My memories of growing up all involve her--how we sat on the lawn outside her house and listened to a sweet boy who was in love with her play his guitar, how we attempted to make marshmallows out of an old recipe and wound up sticking the bowl, pink mess and all into the freezer (her mom had to throw the bowl out eventually, with the spoon still sticking in it). And how we sat up till late in the night, with two of her friends playing cards, and how we wept about bad boyfriends, and how we can just sit, in two corners of a room reading and not talking.

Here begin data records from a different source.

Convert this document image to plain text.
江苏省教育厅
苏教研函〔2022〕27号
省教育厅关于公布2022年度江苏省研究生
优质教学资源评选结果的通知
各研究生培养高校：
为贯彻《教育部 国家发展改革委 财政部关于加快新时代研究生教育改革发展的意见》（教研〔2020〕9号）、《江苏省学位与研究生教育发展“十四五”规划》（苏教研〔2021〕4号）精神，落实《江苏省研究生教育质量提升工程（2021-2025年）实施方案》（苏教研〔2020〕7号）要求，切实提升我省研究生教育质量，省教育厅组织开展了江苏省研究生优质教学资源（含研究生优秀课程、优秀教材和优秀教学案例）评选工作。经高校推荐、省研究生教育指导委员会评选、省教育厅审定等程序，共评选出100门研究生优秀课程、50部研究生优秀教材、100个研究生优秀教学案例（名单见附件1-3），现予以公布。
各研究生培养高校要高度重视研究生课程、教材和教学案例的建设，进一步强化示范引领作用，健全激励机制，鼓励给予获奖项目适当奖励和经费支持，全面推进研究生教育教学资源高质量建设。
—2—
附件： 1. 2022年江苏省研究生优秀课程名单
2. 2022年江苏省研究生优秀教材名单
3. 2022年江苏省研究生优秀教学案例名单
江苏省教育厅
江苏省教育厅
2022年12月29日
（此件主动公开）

And now look at us, all grown up. Of course our relationship has changed, but it's a good sorta change, you know? We know the word "best friend" really has no meaning, that the idea of a best friend is not the person who you talk to 24/7 or who you call immediatly after momentous events, but someone you can be quiet with or fight with and know that they'll still like you. Someone who will be" happy for you", and not spoil it by jealousy or indifference.
I am blessed with my friends. The old ones who I am not even aware of loving, because it's like breathing and who share all my stories and the new ones who remind me how many nice people there still are. And who have brand new stories to tell me.